First Home Buyers
First home buyers have flooded the market. Photo – Canva.
  • Mid-2020 the housing construction market was in a 3-year slump, expecting worse
  • HomeBuilder has cost twice what was originally planned, with 75K applicants
  • First home buyers have flooded the market, but some could be priced out as grants end

Back in mid-2020 (it seems an age ago) the home construction market was all doom and gloom. Housing construction was on a “three-year slide” and the proposed HomeBuilder grant scheme was forecast to “do little” to change things.

After the peak of 2018 with 230,000 housing starts, the market had fallen to 165,000 and was expected to fall below 130,000. The pandemic would only make things worse.

How times have changed.

Several federal and state grant schemes aimed squarely at first home buyers in order to kick start the construction industry have worked a treat.

Perhaps overly so. Original quotations for the federal government’s HomeBuilder scheme were around $920 million, and yet now look likely to soar past $2 billion.

Twice as many applicants came forward than the federal government had predicted, and so the scheme has since been wound back, and is set to end this month.

75,143 households had applied for the $25,000 grant by the end of December, causing Housing Minister Michael Sukkar to remark he was “pleasantly surprised” by the uptake.

The program has claimed to be supporting $18 billion of new projects. Victoria has been the state taking most advantage, with 17,382 new builds associated with the grants and 4,213 rebuilds. Queensland (13,507 / 3,016) and New South Wales (8,714 / 4,973) are next.
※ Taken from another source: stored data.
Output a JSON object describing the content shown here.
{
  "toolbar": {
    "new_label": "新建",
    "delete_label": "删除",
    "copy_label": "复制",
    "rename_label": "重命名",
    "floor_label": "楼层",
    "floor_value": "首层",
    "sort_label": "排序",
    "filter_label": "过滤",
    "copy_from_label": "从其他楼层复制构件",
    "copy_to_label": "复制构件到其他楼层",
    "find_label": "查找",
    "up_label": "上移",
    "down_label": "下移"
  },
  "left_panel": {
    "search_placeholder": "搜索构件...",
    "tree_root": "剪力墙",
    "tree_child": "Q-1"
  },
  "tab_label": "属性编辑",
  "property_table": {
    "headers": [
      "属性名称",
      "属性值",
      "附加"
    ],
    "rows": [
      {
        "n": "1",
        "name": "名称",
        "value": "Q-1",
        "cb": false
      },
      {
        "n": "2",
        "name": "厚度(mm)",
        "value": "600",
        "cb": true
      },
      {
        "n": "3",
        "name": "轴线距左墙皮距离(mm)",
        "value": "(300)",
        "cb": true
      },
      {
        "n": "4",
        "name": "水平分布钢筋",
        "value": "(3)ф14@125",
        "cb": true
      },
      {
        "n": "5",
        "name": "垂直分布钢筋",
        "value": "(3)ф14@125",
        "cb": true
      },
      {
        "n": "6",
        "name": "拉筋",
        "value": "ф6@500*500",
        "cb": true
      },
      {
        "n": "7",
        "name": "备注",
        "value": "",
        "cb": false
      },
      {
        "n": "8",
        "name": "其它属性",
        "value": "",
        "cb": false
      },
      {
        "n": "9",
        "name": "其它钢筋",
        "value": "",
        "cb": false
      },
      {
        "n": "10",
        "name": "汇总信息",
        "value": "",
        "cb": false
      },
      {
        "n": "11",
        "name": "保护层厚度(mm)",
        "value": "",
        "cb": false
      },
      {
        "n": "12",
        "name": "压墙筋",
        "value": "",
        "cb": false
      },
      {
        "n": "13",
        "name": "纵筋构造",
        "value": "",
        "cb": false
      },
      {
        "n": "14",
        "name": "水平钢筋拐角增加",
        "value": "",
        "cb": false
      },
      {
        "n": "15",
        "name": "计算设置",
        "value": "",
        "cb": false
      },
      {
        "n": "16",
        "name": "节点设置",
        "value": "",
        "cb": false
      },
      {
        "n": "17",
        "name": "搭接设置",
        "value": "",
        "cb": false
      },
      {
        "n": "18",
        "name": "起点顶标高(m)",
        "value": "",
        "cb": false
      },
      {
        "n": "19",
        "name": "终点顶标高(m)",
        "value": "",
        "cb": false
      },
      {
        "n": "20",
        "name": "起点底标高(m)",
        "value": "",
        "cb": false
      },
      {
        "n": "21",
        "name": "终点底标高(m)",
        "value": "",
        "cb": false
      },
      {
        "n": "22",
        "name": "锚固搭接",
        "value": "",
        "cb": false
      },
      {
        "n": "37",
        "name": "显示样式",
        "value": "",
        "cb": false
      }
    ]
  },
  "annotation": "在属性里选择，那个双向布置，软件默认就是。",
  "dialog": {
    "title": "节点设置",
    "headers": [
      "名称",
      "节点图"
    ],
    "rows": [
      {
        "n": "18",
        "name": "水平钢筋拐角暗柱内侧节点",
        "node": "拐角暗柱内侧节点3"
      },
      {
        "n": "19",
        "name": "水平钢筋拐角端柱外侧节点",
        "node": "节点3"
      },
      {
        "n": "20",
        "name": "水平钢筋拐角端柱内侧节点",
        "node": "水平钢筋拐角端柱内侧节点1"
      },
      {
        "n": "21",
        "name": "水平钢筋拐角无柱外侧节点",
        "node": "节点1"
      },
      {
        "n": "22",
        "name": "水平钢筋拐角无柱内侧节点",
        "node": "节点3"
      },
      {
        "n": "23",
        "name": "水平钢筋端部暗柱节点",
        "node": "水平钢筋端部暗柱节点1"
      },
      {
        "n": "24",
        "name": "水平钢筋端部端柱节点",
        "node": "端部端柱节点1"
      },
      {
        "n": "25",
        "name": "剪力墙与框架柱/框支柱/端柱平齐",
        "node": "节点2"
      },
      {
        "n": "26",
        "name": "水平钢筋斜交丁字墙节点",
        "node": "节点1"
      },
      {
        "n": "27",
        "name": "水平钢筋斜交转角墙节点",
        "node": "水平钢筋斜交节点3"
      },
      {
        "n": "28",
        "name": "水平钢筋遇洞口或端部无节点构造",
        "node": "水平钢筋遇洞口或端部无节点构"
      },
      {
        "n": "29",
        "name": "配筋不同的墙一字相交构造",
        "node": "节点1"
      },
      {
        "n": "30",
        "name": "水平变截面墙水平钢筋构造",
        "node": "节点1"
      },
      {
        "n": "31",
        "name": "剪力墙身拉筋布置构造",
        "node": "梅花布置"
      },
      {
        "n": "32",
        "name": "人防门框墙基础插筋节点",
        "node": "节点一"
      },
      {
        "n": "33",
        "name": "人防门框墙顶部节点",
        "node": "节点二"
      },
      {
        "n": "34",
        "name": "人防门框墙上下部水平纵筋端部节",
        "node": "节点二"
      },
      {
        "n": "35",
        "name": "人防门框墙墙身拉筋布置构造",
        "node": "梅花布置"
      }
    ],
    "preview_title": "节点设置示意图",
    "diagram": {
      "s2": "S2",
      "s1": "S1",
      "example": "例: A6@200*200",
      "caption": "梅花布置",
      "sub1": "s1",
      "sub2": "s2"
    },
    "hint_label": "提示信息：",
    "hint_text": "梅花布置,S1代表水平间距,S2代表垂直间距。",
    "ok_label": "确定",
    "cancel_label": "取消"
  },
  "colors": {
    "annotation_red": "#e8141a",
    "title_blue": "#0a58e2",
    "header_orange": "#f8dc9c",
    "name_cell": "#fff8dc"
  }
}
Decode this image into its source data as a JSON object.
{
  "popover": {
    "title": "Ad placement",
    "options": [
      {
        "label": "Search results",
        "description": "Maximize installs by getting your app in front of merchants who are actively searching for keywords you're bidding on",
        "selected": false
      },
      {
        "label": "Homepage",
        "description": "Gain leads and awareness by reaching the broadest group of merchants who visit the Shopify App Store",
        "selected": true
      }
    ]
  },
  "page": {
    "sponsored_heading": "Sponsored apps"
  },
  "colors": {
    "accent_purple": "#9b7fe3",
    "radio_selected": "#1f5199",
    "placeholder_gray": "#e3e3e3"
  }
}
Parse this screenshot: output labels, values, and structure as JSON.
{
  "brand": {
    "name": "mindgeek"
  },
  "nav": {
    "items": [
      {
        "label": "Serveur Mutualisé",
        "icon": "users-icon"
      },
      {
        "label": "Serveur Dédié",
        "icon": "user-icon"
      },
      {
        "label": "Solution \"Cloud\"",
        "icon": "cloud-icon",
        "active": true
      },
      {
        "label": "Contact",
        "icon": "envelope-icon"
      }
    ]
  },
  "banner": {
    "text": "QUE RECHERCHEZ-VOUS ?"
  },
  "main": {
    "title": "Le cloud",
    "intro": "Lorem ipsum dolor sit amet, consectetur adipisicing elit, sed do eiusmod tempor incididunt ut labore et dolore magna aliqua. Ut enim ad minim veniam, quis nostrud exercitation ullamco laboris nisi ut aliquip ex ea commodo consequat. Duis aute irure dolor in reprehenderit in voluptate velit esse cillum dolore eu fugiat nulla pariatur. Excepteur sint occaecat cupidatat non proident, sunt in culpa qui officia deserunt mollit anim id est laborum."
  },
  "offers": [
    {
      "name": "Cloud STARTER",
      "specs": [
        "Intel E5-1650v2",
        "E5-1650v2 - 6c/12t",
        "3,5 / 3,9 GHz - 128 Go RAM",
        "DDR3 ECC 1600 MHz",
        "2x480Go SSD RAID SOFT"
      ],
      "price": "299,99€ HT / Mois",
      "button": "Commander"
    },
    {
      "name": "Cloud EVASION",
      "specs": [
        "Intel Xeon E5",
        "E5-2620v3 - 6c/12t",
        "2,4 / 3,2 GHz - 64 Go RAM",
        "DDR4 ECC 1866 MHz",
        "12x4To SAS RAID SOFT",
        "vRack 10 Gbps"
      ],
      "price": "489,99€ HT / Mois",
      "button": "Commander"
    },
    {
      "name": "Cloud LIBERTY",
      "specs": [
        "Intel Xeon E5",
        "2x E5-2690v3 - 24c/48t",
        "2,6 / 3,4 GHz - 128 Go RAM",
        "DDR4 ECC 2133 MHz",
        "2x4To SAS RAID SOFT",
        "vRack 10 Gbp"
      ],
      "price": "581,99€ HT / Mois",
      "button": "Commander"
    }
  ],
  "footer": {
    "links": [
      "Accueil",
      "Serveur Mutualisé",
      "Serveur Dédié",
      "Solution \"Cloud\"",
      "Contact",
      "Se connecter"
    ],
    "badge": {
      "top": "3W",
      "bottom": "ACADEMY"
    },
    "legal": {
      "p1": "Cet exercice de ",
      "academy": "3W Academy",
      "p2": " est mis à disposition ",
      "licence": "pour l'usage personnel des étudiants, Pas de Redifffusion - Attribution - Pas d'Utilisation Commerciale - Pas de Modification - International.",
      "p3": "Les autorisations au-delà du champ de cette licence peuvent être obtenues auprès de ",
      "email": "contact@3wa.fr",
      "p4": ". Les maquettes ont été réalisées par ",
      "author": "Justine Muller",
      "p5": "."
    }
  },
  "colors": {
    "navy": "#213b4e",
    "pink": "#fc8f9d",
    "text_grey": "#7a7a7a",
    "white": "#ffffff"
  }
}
The program was initially designed to end in December but was extended to March 2021, with the grant reduced to $15,000. There has been some back and forth about timing issues for applicants, in that the build has to commence within six months, and whether applicants can receive their money in time.

Meanwhile, most states and territories employed a $10K or so grant for first home buyers, as well as stamp duty exemptions, home loan assistance and other concessions.

What a change from mid-2020

First home buyers increased their share of the property market by 54% over 2020.

An incredible turnaround. Low interest rates, a resilient economy and all this government money to build your own home. Why not?

Well, for some the race is on, and some will be left behind. Already, prices are rising, and could rise more than the grants, meaning they have been eaten up. Many potential first home buyers will now find themselves priced out of the market.

They’ve propped up the market during the pandemic, but with some cities expecting to see their prices rise 20% this year or the next, first home buyers could get left behind.

As for those predicted horror show numbers for new housing builds, the past year actually saw 186,000, a 19-month high for Australia. In Perth, they are on a 3-year high.